Em contrapartida, sublinhou o general português, “é agora difícil” a estes grupos “concentrarem poder e força para fazerem operações de larga escala, como há três anos em conquistas como as de Mocímboa da Praia ou Palma. Isso está fora de hipótese, neste momento”, disse.

“Não têm essa capacidade.
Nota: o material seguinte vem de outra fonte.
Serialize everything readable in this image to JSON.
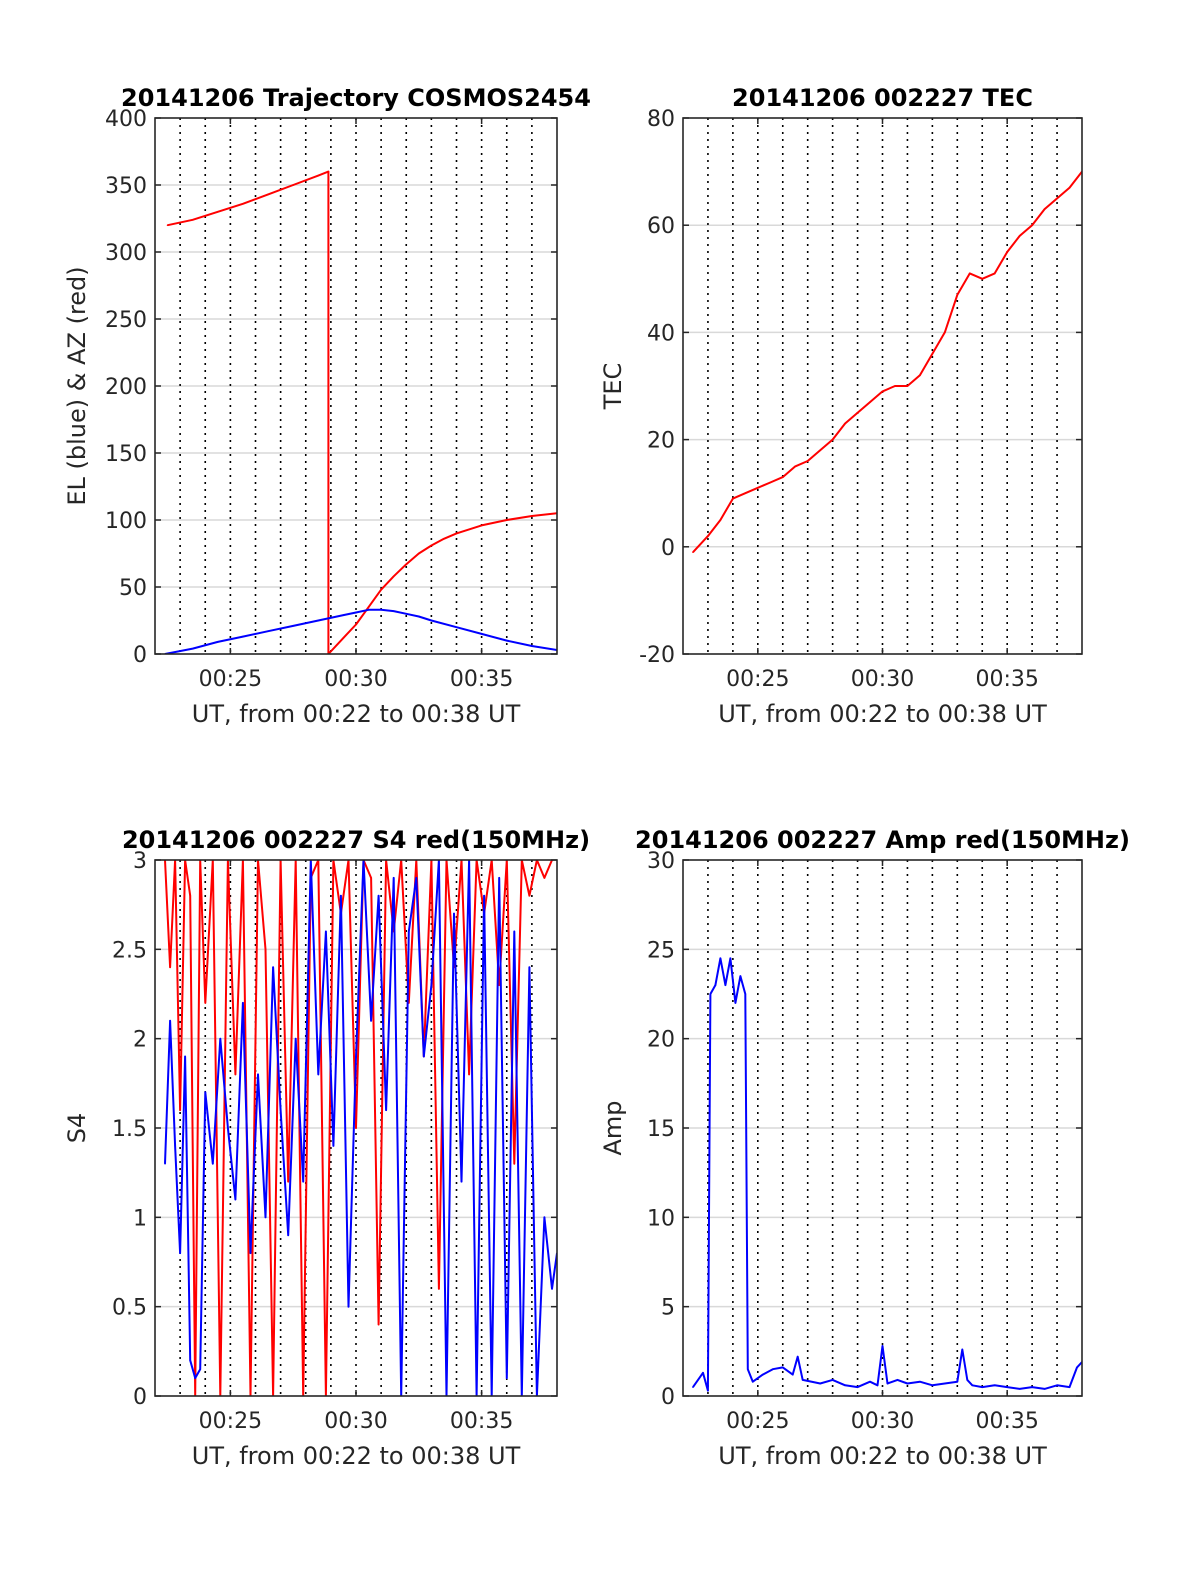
{
  "figure": {
    "panels": [
      {
        "id": "trajectory",
        "title": "20141206 Trajectory COSMOS2454",
        "ylabel": "EL (blue) & AZ (red)",
        "xlabel": "UT, from 00:22 to 00:38 UT"
      },
      {
        "id": "tec",
        "title": "20141206 002227 TEC",
        "ylabel": "TEC",
        "xlabel": "UT, from 00:22 to 00:38 UT"
      },
      {
        "id": "s4",
        "title": "20141206 002227 S4 red(150MHz)",
        "ylabel": "S4",
        "xlabel": "UT, from 00:22 to 00:38 UT"
      },
      {
        "id": "amp",
        "title": "20141206 002227 Amp red(150MHz)",
        "ylabel": "Amp",
        "xlabel": "UT, from 00:22 to 00:38 UT"
      }
    ]
  },
  "chart_data": [
    {
      "type": "line",
      "title": "20141206 Trajectory COSMOS2454",
      "xlabel": "UT, from 00:22 to 00:38 UT",
      "ylabel": "EL (blue) & AZ (red)",
      "xlim": [
        "00:22",
        "00:38"
      ],
      "ylim": [
        0,
        400
      ],
      "x_ticks": [
        "00:25",
        "00:30",
        "00:35"
      ],
      "y_ticks": [
        0,
        50,
        100,
        150,
        200,
        250,
        300,
        350,
        400
      ],
      "vertical_dotted_lines_min": [
        23,
        24,
        25,
        26,
        27,
        28,
        29,
        30,
        31,
        32,
        33,
        34,
        35,
        36,
        37
      ],
      "grid": "horizontal",
      "series": [
        {
          "color": "#ff0000",
          "x_min": [
            22.5,
            23.5,
            24.5,
            25.5,
            26.5,
            27.5,
            28.5,
            28.9,
            28.9,
            29.5,
            30.0,
            30.5,
            31.0,
            31.5,
            32.0,
            32.5,
            33.0,
            33.5,
            34.0,
            35.0,
            36.0,
            37.0,
            38.0
          ],
          "values": [
            320,
            324,
            330,
            336,
            343,
            350,
            357,
            360,
            0,
            12,
            22,
            35,
            48,
            58,
            67,
            75,
            81,
            86,
            90,
            96,
            100,
            103,
            105
          ]
        },
        {
          "color": "#0000ff",
          "x_min": [
            22.4,
            23.5,
            24.5,
            25.5,
            26.5,
            27.5,
            28.5,
            29.5,
            30.0,
            30.5,
            31.0,
            31.5,
            32.0,
            32.5,
            33.0,
            34.0,
            35.0,
            36.0,
            37.0,
            38.0
          ],
          "values": [
            0,
            4,
            9,
            13,
            17,
            21,
            25,
            29,
            31,
            33,
            33,
            32,
            30,
            28,
            25,
            20,
            15,
            10,
            6,
            3
          ]
        }
      ]
    },
    {
      "type": "line",
      "title": "20141206 002227 TEC",
      "xlabel": "UT, from 00:22 to 00:38 UT",
      "ylabel": "TEC",
      "xlim": [
        "00:22",
        "00:38"
      ],
      "ylim": [
        -20,
        80
      ],
      "x_ticks": [
        "00:25",
        "00:30",
        "00:35"
      ],
      "y_ticks": [
        -20,
        0,
        20,
        40,
        60,
        80
      ],
      "vertical_dotted_lines_min": [
        23,
        24,
        25,
        26,
        27,
        28,
        29,
        30,
        31,
        32,
        33,
        34,
        35,
        36,
        37
      ],
      "grid": "horizontal",
      "series": [
        {
          "color": "#ff0000",
          "x_min": [
            22.4,
            23.0,
            23.5,
            24.0,
            24.5,
            25.0,
            25.5,
            26.0,
            26.5,
            27.0,
            27.5,
            28.0,
            28.5,
            29.0,
            29.5,
            30.0,
            30.5,
            31.0,
            31.5,
            32.0,
            32.5,
            33.0,
            33.5,
            34.0,
            34.5,
            35.0,
            35.5,
            36.0,
            36.5,
            37.0,
            37.5,
            38.0
          ],
          "values": [
            -1,
            2,
            5,
            9,
            10,
            11,
            12,
            13,
            15,
            16,
            18,
            20,
            23,
            25,
            27,
            29,
            30,
            30,
            32,
            36,
            40,
            47,
            51,
            50,
            51,
            55,
            58,
            60,
            63,
            65,
            67,
            70
          ]
        }
      ]
    },
    {
      "type": "line",
      "title": "20141206 002227 S4 red(150MHz)",
      "xlabel": "UT, from 00:22 to 00:38 UT",
      "ylabel": "S4",
      "xlim": [
        "00:22",
        "00:38"
      ],
      "ylim": [
        0,
        3
      ],
      "x_ticks": [
        "00:25",
        "00:30",
        "00:35"
      ],
      "y_ticks": [
        0,
        0.5,
        1,
        1.5,
        2,
        2.5,
        3
      ],
      "vertical_dotted_lines_min": [
        23,
        24,
        25,
        26,
        27,
        28,
        29,
        30,
        31,
        32,
        33,
        34,
        35,
        36,
        37
      ],
      "grid": "horizontal",
      "series": [
        {
          "color": "#ff0000",
          "x_min": [
            22.4,
            22.6,
            22.8,
            23.0,
            23.2,
            23.4,
            23.6,
            23.8,
            24.0,
            24.3,
            24.6,
            24.9,
            25.2,
            25.5,
            25.8,
            26.1,
            26.4,
            26.7,
            27.0,
            27.3,
            27.6,
            27.9,
            28.2,
            28.5,
            28.8,
            29.1,
            29.4,
            29.7,
            30.0,
            30.3,
            30.6,
            30.9,
            31.2,
            31.5,
            31.8,
            32.1,
            32.4,
            32.7,
            33.0,
            33.3,
            33.6,
            33.9,
            34.2,
            34.5,
            34.8,
            35.1,
            35.4,
            35.7,
            36.0,
            36.3,
            36.6,
            36.9,
            37.2,
            37.5,
            37.8
          ],
          "values": [
            3,
            2.4,
            3,
            1.6,
            3,
            2.8,
            0,
            3,
            2.2,
            3,
            0,
            3,
            1.8,
            3,
            0,
            3,
            2.5,
            0,
            3,
            1.2,
            3,
            0,
            2.9,
            3,
            0,
            3,
            2.7,
            3,
            1.5,
            3,
            2.9,
            0.4,
            3,
            2.6,
            3,
            2.2,
            3,
            1.9,
            3,
            0.6,
            3,
            2.4,
            3,
            1.8,
            3,
            2.7,
            3,
            2.3,
            3,
            1.3,
            3,
            2.8,
            3,
            2.9,
            3
          ]
        },
        {
          "color": "#0000ff",
          "x_min": [
            22.4,
            22.6,
            22.8,
            23.0,
            23.2,
            23.4,
            23.6,
            23.8,
            24.0,
            24.3,
            24.6,
            24.9,
            25.2,
            25.5,
            25.8,
            26.1,
            26.4,
            26.7,
            27.0,
            27.3,
            27.6,
            27.9,
            28.2,
            28.5,
            28.8,
            29.1,
            29.4,
            29.7,
            30.0,
            30.3,
            30.6,
            30.9,
            31.2,
            31.5,
            31.8,
            32.1,
            32.4,
            32.7,
            33.0,
            33.3,
            33.6,
            33.9,
            34.2,
            34.5,
            34.8,
            35.1,
            35.4,
            35.7,
            36.0,
            36.3,
            36.6,
            36.9,
            37.2,
            37.5,
            37.8,
            38.0
          ],
          "values": [
            1.3,
            2.1,
            1.4,
            0.8,
            1.9,
            0.2,
            0.1,
            0.15,
            1.7,
            1.3,
            2.0,
            1.5,
            1.1,
            2.2,
            0.8,
            1.8,
            1.0,
            2.4,
            1.6,
            0.9,
            2.0,
            1.2,
            3.0,
            1.8,
            2.6,
            1.4,
            2.8,
            0.5,
            1.9,
            3.0,
            2.1,
            2.8,
            1.6,
            2.9,
            0.0,
            2.6,
            2.9,
            1.9,
            2.3,
            3.0,
            0.0,
            2.7,
            1.2,
            3.0,
            0.0,
            2.8,
            0.0,
            2.9,
            0.1,
            2.6,
            0.0,
            2.4,
            0.0,
            1.0,
            0.6,
            0.8
          ]
        }
      ]
    },
    {
      "type": "line",
      "title": "20141206 002227 Amp red(150MHz)",
      "xlabel": "UT, from 00:22 to 00:38 UT",
      "ylabel": "Amp",
      "xlim": [
        "00:22",
        "00:38"
      ],
      "ylim": [
        0,
        30
      ],
      "x_ticks": [
        "00:25",
        "00:30",
        "00:35"
      ],
      "y_ticks": [
        0,
        5,
        10,
        15,
        20,
        25,
        30
      ],
      "vertical_dotted_lines_min": [
        23,
        24,
        25,
        26,
        27,
        28,
        29,
        30,
        31,
        32,
        33,
        34,
        35,
        36,
        37
      ],
      "grid": "horizontal",
      "series": [
        {
          "color": "#0000ff",
          "x_min": [
            22.4,
            22.8,
            23.0,
            23.1,
            23.3,
            23.5,
            23.7,
            23.9,
            24.1,
            24.3,
            24.5,
            24.6,
            24.8,
            25.2,
            25.6,
            26.0,
            26.4,
            26.6,
            26.8,
            27.5,
            28.0,
            28.5,
            29.0,
            29.5,
            29.8,
            30.0,
            30.2,
            30.6,
            31.0,
            31.5,
            32.0,
            32.5,
            33.0,
            33.2,
            33.4,
            33.6,
            34.0,
            34.5,
            35.0,
            35.5,
            36.0,
            36.5,
            37.0,
            37.5,
            37.8,
            38.0
          ],
          "values": [
            0.5,
            1.3,
            0.3,
            22.5,
            23,
            24.5,
            23,
            24.5,
            22,
            23.5,
            22.5,
            1.5,
            0.8,
            1.2,
            1.5,
            1.6,
            1.2,
            2.2,
            0.9,
            0.7,
            0.9,
            0.6,
            0.5,
            0.8,
            0.6,
            2.8,
            0.7,
            0.9,
            0.7,
            0.8,
            0.6,
            0.7,
            0.8,
            2.6,
            0.9,
            0.6,
            0.5,
            0.6,
            0.5,
            0.4,
            0.5,
            0.4,
            0.6,
            0.5,
            1.6,
            1.9
          ]
        }
      ]
    }
  ]
}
Muitos destes ataques até demonstram [estratégias] de sobrevivência [clássicas das guerrilhas]. Procuram comida, procuram abastecimentos, procuram, no fundo, arranjar espaço onde possam sobreviver, porque já existe um controlo bastante alargado da área [por parte] das FDS de Moçambique, das forças do Ruanda e da SAMIM”, explicou.

Neste contexto ainda, Nuno Lemos Pires destacou a “resposta rápida” que as autoridades moçambicanas têm dado a cada um destes eventos, a começar pelo chefe de Estado, Filipe Nyusi.

“Acho que é exemplar que, no momento em que existe um movimento ou um número de ataques significativos em outras áreas, imediatamente vemos o Presidente de Moçambique ir para o norte, juntar-se com o seu Chefe Estado-Maior General das Forças Armadas (CEMGFA), com o ministro da Defesa, com a ministra do Interior, e traçar, no terreno, planos para rapidamente alterar dispositivos e conseguir responder a este tipo de movimentações”, afirmou.

Numa dessas deslocações ao norte de Moçambique a meio de junho, a ministra moçambicana do Interior, Arsénia Massingue, afirmou que agentes da polícia moçambicana estão a informar “o inimigo” — as forças insurgentes em Cabo Delgado – sobre as posições da FDS e das forças aliadas no terreno.

No entanto, Lemos Pires desvalorizou a situação. “Temos que ter a noção de que num qualquer sistema político há infiltrações. Isto acontece em todo o lado. Ignorar essa dimensão é ignorar o que acontece em todo o lado”, afirmou.

“Não conheço nenhum caso de lutas insurgentes, contra-insurgentes, de terrorismo ou contraterrorismo em que não aconteça muitas vezes estas fugas de informação. O que é preciso é acautelar. Garantidamente, não é uma situação ampla e descontrolada, garantidamente não estamos a falar de grandes adesões, nada disso”, afirmou.

Para além da vastidão da área palco do conflito e da topografia favorável às estratégias da guerrilha insurgente, a porosidade das fronteiras, com a Tanzânia a norte de Cabo Delgado, e com o Maláui, a noroeste, também coloca desafios às FDS e forças aliadas da SAMIM e do Ruanda.

Lemos Pires relativizou também esta questão. “Estamos a falar de terrorismo transnacional e é bom que se entenda que a situação que se vive no norte de Moçambique, em Cabo Delgado, não é e não se restringe – nem nunca se restringiu -, única e exclusivamente àquela região. Este é um fenómeno que existe em toda a África, nomeadamente na zona central de África”, afirmou.

O comandante da UETM aproveitou mesmo esta circunstância para enquadrar a “resposta alargada” a um “problema alargado, que é regional, e a solução também tem que ser regional alargada”.

Por isso, “é muito bom o que vemos aqui no terreno, de facto, esta união de esforços das forças africanas regionais para tentar lidar com um problema que, realmente, diz respeito a todos”, concluiu.

“Tudo o que acontece numa região pode afetar a outra. Daí que seja do interesse de todos que estes grupos sejam combatidos, detidos, e se consiga contrariar a narrativa que eles vão, neste momento, espalhando – esperamos que cada vez com menos sucesso”, sublinhou o general português.